2025 dans les CRA : banalisation de l’enfermement, réformes répressives, carcéralisation des conditions de rétention et atteintes aux droits fondamentaux
Paris, le 19 mai 2026
Alors que plus de 44.000 personnes ont été enfermées dans les centres de rétention administrative (CRA) de l’Hexagone et d’Outre-mer, les cinq associations intervenant dans ces lieux de privation de liberté – Forum réfugiés, France terre d’asile, La Cimade, Groupe SOS Solidarité et Solidarité Mayotte – dressent dans leur rapport annuel un bilan préoccupant de l’utilisation de la rétention administrative en 2025. Elles y décrivent l’enfermement abusif et inefficace ainsi que le durcissement inquiétant du cadre légal. Un durcissement d’ores et déjà effectif, qui sera amplifié par la mise en œuvre du Pacte sur l’asile et la migration, l’adoption future du Règlement européen « Retour » et la remise en question de la présence d’acteurs de la société civile dans ces lieux de privation de liberté.
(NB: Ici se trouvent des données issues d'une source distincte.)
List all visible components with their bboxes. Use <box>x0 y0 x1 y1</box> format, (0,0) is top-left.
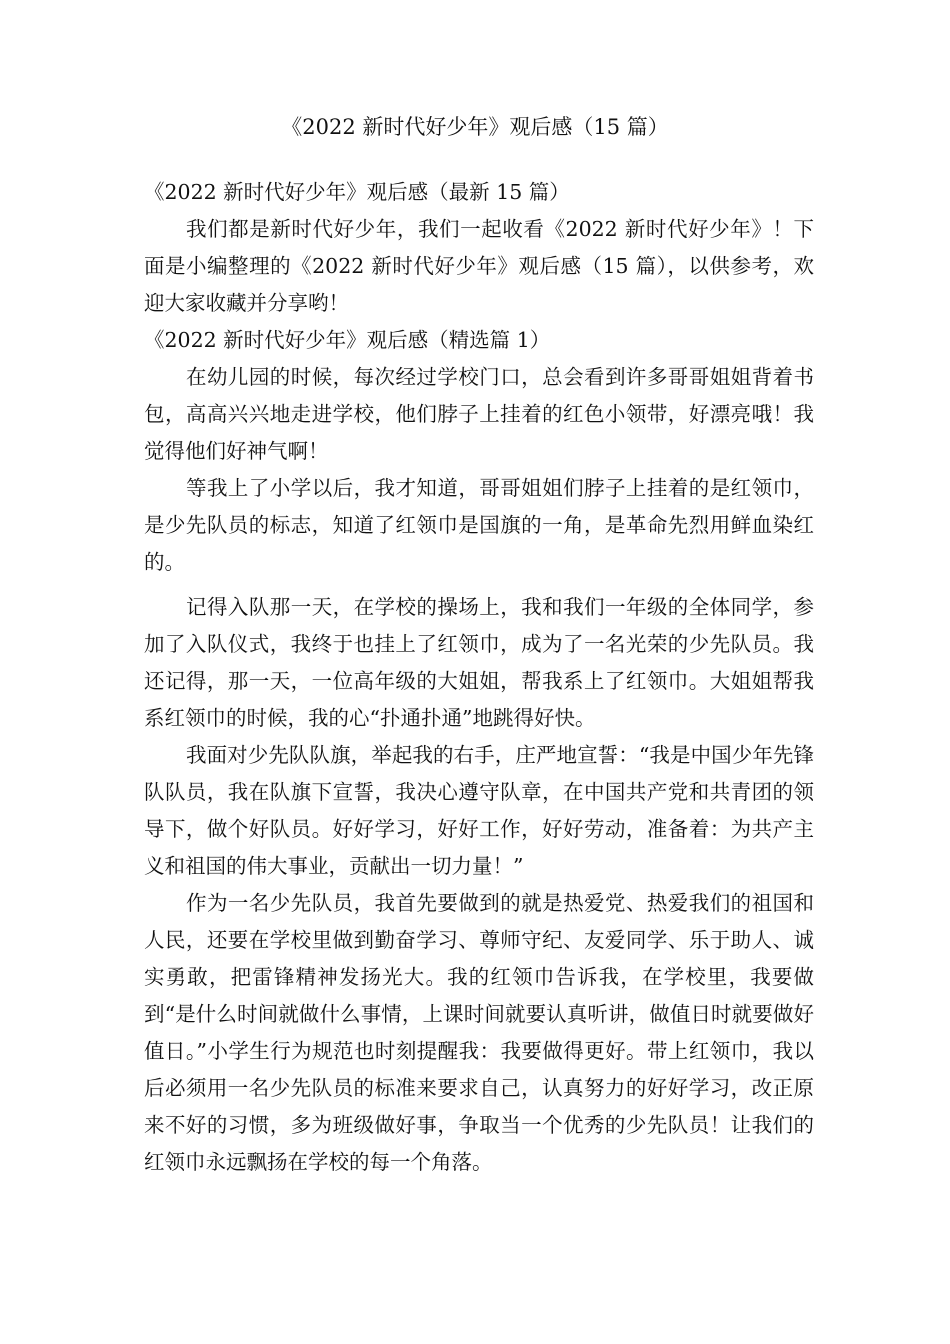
body-paragraph-3: 记得入队那一天，在学校的操场上，我和我们一年级的全体同学，参加了入队仪式，我终于也挂上了红领巾，成为了一名光荣的少先队员。我还记得，那一天，一位高年级的大姐姐，帮我系上了红领巾。大姐姐帮我系红领巾的时候，我的心“扑通扑通”地跳得好快。 <box>144 595 814 730</box>
document-subtitle: 《2022 新时代好少年》观后感（最新 15 篇） <box>144 180 570 204</box>
document-body <box>144 174 814 1181</box>
body-paragraph-2: 等我上了小学以后，我才知道，哥哥姐姐们脖子上挂着的是红领巾，是少先队员的标志，知道了红领巾是国旗的一角，是革命先烈用鲜血染红的。 <box>144 476 814 574</box>
document-title: 《2022 新时代好少年》观后感（15 篇） <box>281 115 669 139</box>
section-heading: 《2022 新时代好少年》观后感（精选篇 1） <box>144 328 551 352</box>
intro-paragraph: 我们都是新时代好少年，我们一起收看《2022 新时代好少年》！下面是小编整理的《2022 新时代好少年》观后感（15 篇），以供参考，欢迎大家收藏并分享哟！ <box>144 217 814 315</box>
body-paragraph-4: 我面对少先队队旗，举起我的右手，庄严地宣誓：“我是中国少年先锋队队员，我在队旗下宣誓，我决心遵守队章，在中国共产党和共青团的领导下，做个好队员。好好学习，好好工作，好好劳动，准备着：为共产主义和祖国的伟大事业，贡献出一切力量！” <box>144 743 814 878</box>
body-paragraph-5: 作为一名少先队员，我首先要做到的就是热爱党、热爱我们的祖国和人民，还要在学校里做到勤奋学习、尊师守纪、友爱同学、乐于助人、诚实勇敢，把雷锋精神发扬光大。我的红领巾告诉我，在学校里，我要做到“是什么时间就做什么事情，上课时间就要认真听讲，做值日时就要做好值日。”小学生行为规范也时刻提醒我：我要做得更好。带上红领巾，我以后必须用一名少先队员的标准来要求自己，认真努力的好好学习，改正原来不好的习惯，多为班级做好事，争取当一个优秀的少先队员！让我们的红领巾永远飘扬在学校的每一个角落。 <box>144 891 814 1174</box>
body-paragraph-1: 在幼儿园的时候，每次经过学校门口，总会看到许多哥哥姐姐背着书包，高高兴兴地走进学校，他们脖子上挂着的红色小领带，好漂亮哦！我觉得他们好神气啊！ <box>144 365 814 463</box>
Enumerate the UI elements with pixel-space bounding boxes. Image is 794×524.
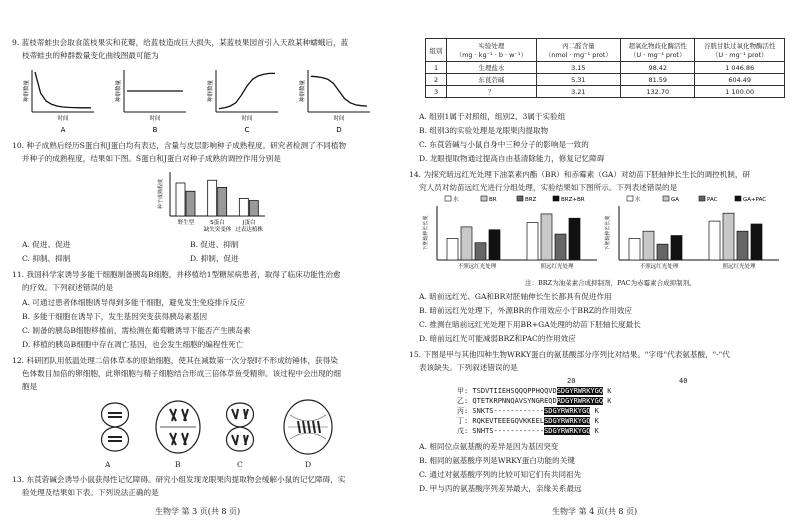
- table-cell: 81.59: [621, 74, 695, 86]
- group-label: 不照远红光处理: [457, 264, 497, 270]
- table-header: 丙二醛含量 （nmol · mg⁻¹ prot）: [536, 39, 621, 62]
- bar: [657, 244, 668, 260]
- sequence-suffix: K: [590, 407, 599, 415]
- y-axis-label: 种群数量: [300, 79, 306, 103]
- cell-a: [102, 403, 129, 451]
- legend-swatch: [517, 196, 523, 201]
- sequence-suffix: K: [603, 397, 612, 405]
- q15-option-d[interactable]: D. 甲与丙的氨基酸序列差异最大，亲缘关系最远: [419, 484, 582, 493]
- table-header: 实验处理 （mg · kg⁻¹ · b · w⁻¹）: [447, 39, 537, 62]
- q12-label-d[interactable]: D: [305, 460, 312, 469]
- table-header: 组别: [426, 39, 447, 62]
- x-axis-label: 时间: [333, 116, 345, 122]
- legend-swatch: [481, 196, 487, 201]
- curve-A: [35, 72, 91, 108]
- legend-label: BRZ: [525, 197, 537, 203]
- table-cell: 3.21: [536, 86, 621, 98]
- q14-option-a[interactable]: A. 暗前远红光、GA和BR对胚轴伸长生长都具有促进作用: [419, 292, 612, 301]
- bar: [218, 187, 227, 216]
- bar: [541, 214, 552, 260]
- legend-label: GA: [671, 197, 680, 203]
- bar: [555, 234, 566, 260]
- q13-data-table: [425, 38, 785, 98]
- q13-option-b[interactable]: B. 组别3的实验处理是龙眼果肉提取物: [419, 126, 549, 135]
- category-label: 过表达植株: [235, 227, 263, 233]
- q12-cell-diagrams: [90, 395, 350, 465]
- table-row: [426, 62, 785, 74]
- q15-stem-line2: 表该缺失。下列叙述错误的是: [419, 363, 518, 372]
- table-cell: 东莨菪碱: [447, 74, 537, 86]
- q10-option-d[interactable]: D. 抑制、促进: [190, 254, 239, 263]
- q14-br-bar-chart: [415, 194, 605, 278]
- table-cell: 1 046.86: [695, 62, 785, 74]
- sequence-row: [457, 397, 612, 406]
- legend-swatch: [735, 196, 741, 201]
- table-cell: 132.70: [621, 86, 695, 98]
- bar: [447, 238, 458, 260]
- cell-c: [227, 403, 254, 451]
- bar: [475, 243, 486, 260]
- sequence-prefix: 乙: QTETKRPNNQAVSYNGREQD: [457, 397, 557, 405]
- conserved-motif: RDGYRWRKYGQ: [556, 397, 604, 405]
- legend-label: BRZ+BR: [561, 197, 585, 203]
- q11-option-d[interactable]: D. 移植的胰岛B细胞中存在凋亡基因，也会发生细胞的编程性死亡: [22, 340, 244, 349]
- q13-stem-line1: 13. 东莨菪碱会诱导小鼠获得性记忆障碍。研究小组发现龙眼果肉提取物会缓解小鼠的记忆障碍，实: [12, 475, 346, 484]
- legend-swatch: [663, 196, 669, 201]
- q10-bar-chart: [150, 168, 270, 240]
- conserved-motif: SDGYRWRKYGQ: [544, 417, 591, 425]
- sequence-prefix: 戊: SNHTS------------: [457, 427, 545, 435]
- y-axis-label: 种群数量: [208, 79, 214, 103]
- legend-label: 水: [453, 197, 459, 203]
- q13-option-d[interactable]: D. 龙眼提取物通过提高自由基清除能力，修复记忆障碍: [419, 154, 605, 163]
- x-axis-label: 时间: [57, 116, 69, 122]
- q13-option-a[interactable]: A. 组别1属于对照组，组别2、3属于实验组: [419, 112, 566, 121]
- category-label: S蛋白: [210, 220, 225, 226]
- curve-C: [219, 73, 275, 108]
- sequence-prefix: 丙: SNKTS------------: [457, 407, 545, 415]
- bar: [723, 213, 734, 260]
- legend-label: PAC: [707, 197, 718, 203]
- conserved-motif: SDGYRWRKYGQ: [544, 427, 591, 435]
- group-label: 不照远红光处理: [639, 264, 679, 270]
- q12-stem-line3: 胞是: [22, 382, 38, 391]
- panel-label-B: B: [152, 126, 158, 134]
- q10-option-a[interactable]: A. 促进、促进: [22, 240, 71, 249]
- bar: [208, 180, 217, 216]
- group-label: 照远红光处理: [722, 264, 756, 270]
- category-label: J蛋白: [242, 220, 256, 226]
- category-label: 野生型: [177, 220, 195, 226]
- q14-option-d[interactable]: D. 暗前远红光可能减弱BRZ和PAC的作用效应: [419, 334, 576, 343]
- q12-stem-line1: 12. 科研团队用低温处理二倍体草本的原始细胞，使其在减数第一次分裂时不形成纺锤体，获得染: [12, 356, 338, 365]
- q15-option-a[interactable]: A. 相同位点氨基酸的差异是因为基因突变: [419, 442, 559, 451]
- q14-option-c[interactable]: C. 推测在暗前远红光处理下用BR+GA处理的幼苗下胚轴长度最长: [419, 320, 641, 329]
- sequence-suffix: K: [590, 417, 599, 425]
- q10-option-b[interactable]: B. 促进、抑制: [190, 240, 239, 249]
- legend-label: 水: [635, 197, 641, 203]
- y-axis-label: 种子成熟程度: [158, 178, 164, 210]
- q14-note: 注：BRZ为油菜素合成抑制剂，PAC为赤霉素合成抑制剂。: [525, 279, 696, 287]
- q14-option-b[interactable]: B. 暗前远红光处理下，外源BR的作用效应小于BRZ的作用效应: [419, 306, 632, 315]
- q9-stem-line2: 枝蒂蛙虫的种群数量变化曲线图最可能为: [22, 51, 159, 60]
- sequence-row: [457, 427, 599, 436]
- table-header: 谷胱甘肽过氧化物酶活性 （U · mg⁻¹ prot）: [695, 39, 785, 62]
- bar: [461, 227, 472, 260]
- table-row: [426, 86, 785, 98]
- table-cell: 98.42: [621, 62, 695, 74]
- table-header: 超氧化物歧化酶活性 （U · mg⁻¹ prot）: [621, 39, 695, 62]
- bar: [249, 201, 258, 216]
- table-cell: 1: [426, 62, 447, 74]
- bar: [643, 231, 654, 260]
- sequence-row: [457, 387, 612, 396]
- legend-swatch: [553, 196, 559, 201]
- table-cell: 604.49: [695, 74, 785, 86]
- q10-stem-line2: 并种子的成熟程度，结果如下图。S蛋白和J蛋白对种子成熟的调控作用分别是: [22, 154, 281, 163]
- sequence-position-20: 20: [567, 377, 576, 385]
- q9-stem-line1: 9. 蓝枝蒂蛙虫会取食蓝枝果实和花瓣，给蓝枝造成巨大损失，某蓝枝果园首引入天敌某种蠕蛾后，蓝: [12, 38, 349, 47]
- bar: [239, 198, 248, 216]
- panel-label-A: A: [60, 126, 66, 134]
- q14-ga-bar-chart: [597, 194, 787, 278]
- sequence-row: [457, 407, 599, 416]
- table-cell: 5.31: [536, 74, 621, 86]
- y-axis-label: 种群数量: [116, 79, 122, 103]
- bar: [751, 224, 762, 260]
- q13-option-c[interactable]: C. 东莨菪碱与小鼠自身中三种分子的影响是一致的: [419, 140, 589, 149]
- conserved-motif: SDGYRWRKYGQ: [544, 407, 591, 415]
- sequence-position-40: 40: [679, 377, 688, 385]
- table-cell: 2: [426, 74, 447, 86]
- bar: [737, 231, 748, 260]
- y-axis-label: 下胚轴伸长长度: [605, 215, 611, 251]
- legend-label: BR: [489, 197, 497, 203]
- y-axis-label: 种群数量: [24, 79, 30, 103]
- q12-label-c[interactable]: C: [237, 460, 243, 469]
- q15-option-b[interactable]: B. 相同的氨基酸序列是WRKY蛋白功能的关键: [419, 456, 575, 465]
- table-cell: 生理盐水: [447, 62, 537, 74]
- q15-stem-line1: 15. 下图是甲与其他四种生物WRKY蛋白的氨基酸部分序列比对结果。"字母"代表氨基酸，"-"代: [409, 350, 730, 359]
- bar: [671, 236, 682, 260]
- panel-label-D: D: [336, 126, 342, 134]
- x-axis-label: 时间: [241, 116, 253, 122]
- q14-stem-line1: 14. 为探究暗远红光处理下油菜素内酯（BR）和赤霉素（GA）对幼苗下胚轴伸长生长的调控机制，研: [409, 170, 751, 179]
- q11-stem-line2: 的疗效。下列叙述错误的是: [22, 283, 114, 292]
- cell-b: [156, 401, 200, 453]
- q11-stem-line1: 11. 我国科学家诱导多能干细胞制备胰岛B细胞，并移植给1型糖尿病患者，取得了临床功能性治愈: [12, 270, 341, 279]
- legend-swatch: [699, 196, 705, 201]
- x-axis-label: 时间: [149, 116, 161, 122]
- cell-d: [284, 400, 332, 454]
- bar: [569, 218, 580, 260]
- sequence-prefix: 丁: RQKEVTEEEGQVKKEEL: [457, 417, 545, 425]
- bar: [629, 238, 640, 260]
- sequence-row: [457, 417, 599, 426]
- q12-label-a[interactable]: A: [105, 460, 111, 469]
- q11-option-a[interactable]: A. 可通过患者体细胞诱导得到多能干细胞，避免发生免疫排斥反应: [22, 298, 245, 307]
- q10-option-c[interactable]: C. 抑制、抑制: [22, 254, 71, 263]
- page4-footer: 生物学 第 4 页(共 8 页): [552, 507, 638, 516]
- q15-option-c[interactable]: C. 通过对氨基酸序列的比较可知它们有共同祖先: [419, 470, 582, 479]
- sequence-suffix: K: [603, 387, 612, 395]
- sequence-prefix: 甲: TSDVTIIEHSQQQPPHQQVD: [457, 387, 557, 395]
- bar: [186, 191, 195, 216]
- table-cell: 3: [426, 86, 447, 98]
- table-cell: ？: [447, 86, 537, 98]
- q13-stem-line2: 验处理及结果如下表。下列说法正确的是: [22, 488, 159, 497]
- bar: [709, 221, 720, 260]
- table-cell: 1 100.00: [695, 86, 785, 98]
- y-axis-label: 下胚轴伸长长度: [423, 215, 429, 251]
- sequence-suffix: K: [590, 427, 599, 435]
- bar: [176, 183, 185, 216]
- curve-D: [311, 76, 367, 106]
- legend-swatch: [445, 196, 451, 201]
- table-row: [426, 74, 785, 86]
- q12-label-b[interactable]: B: [175, 460, 181, 469]
- q11-option-c[interactable]: C. 制备的胰岛B细胞移植前，需检测在葡萄糖诱导下能否产生胰岛素: [22, 326, 251, 335]
- panel-label-C: C: [244, 126, 250, 134]
- conserved-motif: SDGYRWRKYGQ: [556, 387, 604, 395]
- legend-label: GA+PAC: [743, 197, 767, 203]
- exam-page-4: [397, 0, 794, 524]
- table-header-row: [426, 39, 785, 62]
- page3-footer: 生物学 第 3 页(共 8 页): [155, 507, 241, 516]
- table-cell: 3.15: [536, 62, 621, 74]
- q12-stem-line2: 色体数目加倍的卵细胞，此卵细胞与精子细胞结合形成三倍体草鱼受精卵。该过程中会出现的细: [22, 369, 341, 378]
- q14-stem-line2: 究人员对幼苗远红光进行分组处理，实验结果如下图所示。下列表述错误的是: [419, 183, 678, 192]
- bar: [489, 230, 500, 260]
- category-label: 缺失突变体: [203, 227, 232, 233]
- legend-swatch: [627, 196, 633, 201]
- group-label: 照远红光处理: [540, 264, 574, 270]
- bar: [527, 223, 538, 260]
- q11-option-b[interactable]: B. 多能干细胞在诱导下，发生基因突变获得胰岛素基因: [22, 312, 208, 321]
- q10-stem-line1: 10. 种子成熟后经历S蛋白和J蛋白均有表达，含量与皮层影响种子成熟程度。研究者检测了不同植物: [12, 141, 347, 150]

Un enfermement massif, abusif et inefficace
Alors que la loi conditionne le placement en rétention à la possibilité de mettre en œuvre la procédure d’expulsion, de nombreuses personnes ont été enfermées sans aucune perspective réelle de renvoi. En 2025, plus de 60 % des personnes enfermées ont finalement été libérées dont près de 45% par un juge. Si le rapport démontre l’inefficacité de cette pratique, il documente le détournement de plus en plus flagrant de la rétention au profit d’une politique qui renforce les amalgames dangereux entre « étrangers » et « délinquants ». Il rappelle également que derrière ces chiffres, ce sont des hommes, des femmes, et des enfants qui sont privés de liberté pendant plusieurs mois, au seul motif de leur situation adminsitrative.
Dans la continuité des années précédentes, la notion floue de « menace pour l’ordre public » est au cœur des décisions de l’administration et des juridictions, et prend souvent le pas sur un examen sérieux des situations individuelles. Par le biais de décisions stéréotypées et de procédures expéditives, les préfectures ont privé de liberté pour des durées de plus en plus longues des parents d’enfants français, des personnes malades ou des personnes encourant des risques pour leur intégrité en cas de renvoi. Dans ces lieux dont l’architecture et la gestion sont de plus en plus assimilables à l’univers carcéral, et où les violences et tensions sont quotidiennes, l’enfermement affecte fortement la santé physique et psychologique et la vie familiale des personnes retenues. Ces impacts sont d’autant plus marqués au regard de l’augmentation de la durée moyenne de rétention. Si celle-ci était de 12,7 jours en 2016, elle est de 33,4 jours en 2025 et dépasse dans certains centres de rétention 45 jours.
« Le bilan est très clair : les CRA servent à enfermer et sont détournés de leur finalité première, à savoir l’expulsion des personnes à bref délai [...]. L’année 2025, dans un contexte européen marqué par une volonté de durcissement en matière de migration et d’asile, marque un basculement vers une banalisation de la privation de liberté dans les CRA, une fragilisation des garanties procédurales, et une remise en cause du rôle des acteurs associatifs. »
Les CRA d’Outre-mer, notamment celui de Mayotte, concentrent encore la majorité des placements. Le régime dérogatoire qui y est applicable favorise les renvois expéditifs, sans contrôle d’un juge. Nos associations constatent cette année encore des obstacles à l’exercice effectif du droit d’asile, des pratiques illégales et l’enfermement de nombreux enfants.
Une accélération législative inquiétante
A rebours de nos avertissements répétés sur ces dérives, plusieurs réformes ont, en 2025, mis les CRA au cœur de l’actualité législative.
Parmi elles, l’allongement de la durée maximale de rétention à 210 jours pour les personnes représentant une menace pour l’ordre public a été adoptée avant d’être finalement censurée par le Conseil constitutionnel au regard du caractère trop large de son application. Cette mesure, reprise cette année par le député Rodwell en cours d’examen par le Parlement, fait fi de toutes les analyses et alertes sur le caractère dangereux et inefficace d’un enfermement de longue durée.
Dans ce contexte, l’accès effectif à l’information et à l’exercice de leurs droits pour les personnes retenues est essentiel, notamment en matière de contentieux contre les procédures d’expulsion et d’enfermement dont elles font l’objet.
La publication de ce rapport est donc l’occasion, pour nos associations, d’appeler une nouvelle fois nos élus à se saisir des effets néfastes de ces politiques sur les personnes retenues, à assurer le plein respect des droits fondamentaux et à cesser les attaques répétées contre le travail de nos associations qui œuvrent de manière indépendante et transparente dans les CRA.